Expand my Community achievements bar.

SOLVED

How to implement "Then within a hit" segment logic in sql using data feed

Avatar

Level 1

I try to implement the 'Then within a hit' logic in sql but couldn't get the correct result with the dashboard. How to implement this logic? 

Topics

Topics help categorize Community content and increase your ability to discover relevant content.

1 Accepted Solution

Avatar

Correct answer by
Community Advisor and Adobe Champion

Oh yes, that is something that is really important to note. When you use data warehouse and/or data feeds, it doesn't low traffic bucket any of the variables, you see all the values in the dimension, unlike in workspace. Glad that you figured it out!

View solution in original post

5 Replies

Avatar

Community Advisor and Adobe Champion

Data feeds are an interesting beast. The thing to keep in mind with them is that every hit comes in on a separate row. So if you're trying to get "x THEN y", you're going to need to look across multiple rows. 

First, determine if you want both conditions to exist within the same visit or visitor. For visitor, concatenate post_visid_high, post_visid_low, and first_hit_time_gmt. For visit, add visit_num to the other 3 columns. 

Second, you'll need to understand the order of the hits within the visit/visitor. You can use visit_page_num to order them. It's basically the hit depth of each hit.

Third, you need to identify your conditions. Get the hit number associated with X and get the hit number associated with Y. 

Then you need to write a logical comparison, making sure that Y happens after X. If you want it to be the very next hit, then your logical comparison should make sure that Y = X + 1 (using visit_page_num). 

 

This should help you get started.

Avatar

Level 1

1. I use post_visid_high || post_visid_low || visit_start_time_gmt || visit_num as a unique identifier for each visit. Is that the same?
2. I tried date_time and visit_page_num for both but none of them are returning the same result. 

3. What do you mean by hit number? 

 

This is a more detailed explanation of my issue.
The conditions I implemented on the dashboard is: Count the number of visits with a hit of evar10 exists and then within one hit, pagename (evar5) contians "string"

 

I use the following sql: 

WITH CTE AS (
SELECT

post_visid_high || post_visid_low || visit_start_time_gmt || visit_num as visid, 

post_evar10,

LEAD(post_evar5, 1) OVER(PARTITION BY  post_visid_high || post_visid_low || visit_start_time_gmt || visit_num ORDER BY date_time) AS next_hit_pagename
FROM my_table) 

SELECT COUNT(DISTINCT visid) 

FROM CTE

WHERE (post_evar10 != '' OR post_evar10 NOT NULL) AND next_hit_pagename LIKE '%string%'. 
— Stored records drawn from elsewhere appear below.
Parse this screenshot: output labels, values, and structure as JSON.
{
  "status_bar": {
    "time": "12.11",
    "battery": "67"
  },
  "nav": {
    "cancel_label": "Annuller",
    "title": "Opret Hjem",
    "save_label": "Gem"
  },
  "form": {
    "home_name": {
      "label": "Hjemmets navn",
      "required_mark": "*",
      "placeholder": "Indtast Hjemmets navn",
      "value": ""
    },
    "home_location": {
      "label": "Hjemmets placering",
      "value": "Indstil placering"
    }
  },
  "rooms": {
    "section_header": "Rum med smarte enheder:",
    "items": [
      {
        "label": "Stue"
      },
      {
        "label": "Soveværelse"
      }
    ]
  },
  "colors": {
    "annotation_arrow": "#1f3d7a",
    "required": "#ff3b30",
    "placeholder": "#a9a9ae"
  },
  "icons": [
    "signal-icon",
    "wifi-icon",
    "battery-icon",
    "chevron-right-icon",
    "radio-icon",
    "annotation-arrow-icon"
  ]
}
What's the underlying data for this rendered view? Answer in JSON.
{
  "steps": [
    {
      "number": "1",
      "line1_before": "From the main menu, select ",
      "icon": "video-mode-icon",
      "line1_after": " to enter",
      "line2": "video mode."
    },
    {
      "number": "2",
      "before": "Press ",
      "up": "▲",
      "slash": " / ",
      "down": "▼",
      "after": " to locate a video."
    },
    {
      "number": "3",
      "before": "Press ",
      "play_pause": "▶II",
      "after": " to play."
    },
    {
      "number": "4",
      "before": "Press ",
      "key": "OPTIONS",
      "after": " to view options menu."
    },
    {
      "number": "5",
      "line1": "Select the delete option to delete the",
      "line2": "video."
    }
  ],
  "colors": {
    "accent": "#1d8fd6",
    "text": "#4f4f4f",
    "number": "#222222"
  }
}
it's giving me different number from the dashboard, so I was wondering how the 'then within next hit' conditions should be applied. 

 

 

Avatar

Community Advisor and Adobe Champion

The main difference between visit_start_time_gmt and first_hit_time_gmt is that the first one is at a visit level and the second is at a visitor level. We've noticed that user ID's (post_visid_high and post_visid_low) can get resused over time (often it happens at least a year apart). This means that the same visitor ID can have two visit #1, etc. The first_hit_time_gmt is tied to the visitor, so even if post_visid_high and post_visid_low get reused, they will have a different first_hit_time.

 

The hit number would be the depth of the hit within the visit, in the data feeds, it's the column visit_page_num. It counts both custom link instances and page views. 

 

What is the expiry on your evar10? Post_evar10 is going to give you a value on all the hits that it fired and all the hits that it persisted. If you want to make sure it's a hit where evar10 actually fired you will want to use your event list and make sure evar10 instances fired too.

 

I think the way that I would do this would be to join the table to itself.

Make a CTE for all the hits with evar10 (including the instances metric to make sure it actually fired and not persisted). 

Make a separate CTE for all the hits with pagename contains "string".

In both CTE's, make sure to include your visitor ID information, visit info, and visit_page_num.

 

I would then join the CTEs where evar10.visit_page_num = (pagename.visit_page_num + 1). Also join on your visit and visitor IDs too.

 

Avatar

Level 1

Thank you for the reply! I just check and confirm that the difference we are seeing is not related to the then within 1 hit logic. It's due to the low traffic variables that are not counted within the segment. 

Avatar

Correct answer by
Community Advisor and Adobe Champion

Oh yes, that is something that is really important to note. When you use data warehouse and/or data feeds, it doesn't low traffic bucket any of the variables, you see all the values in the dimension, unlike in workspace. Glad that you figured it out!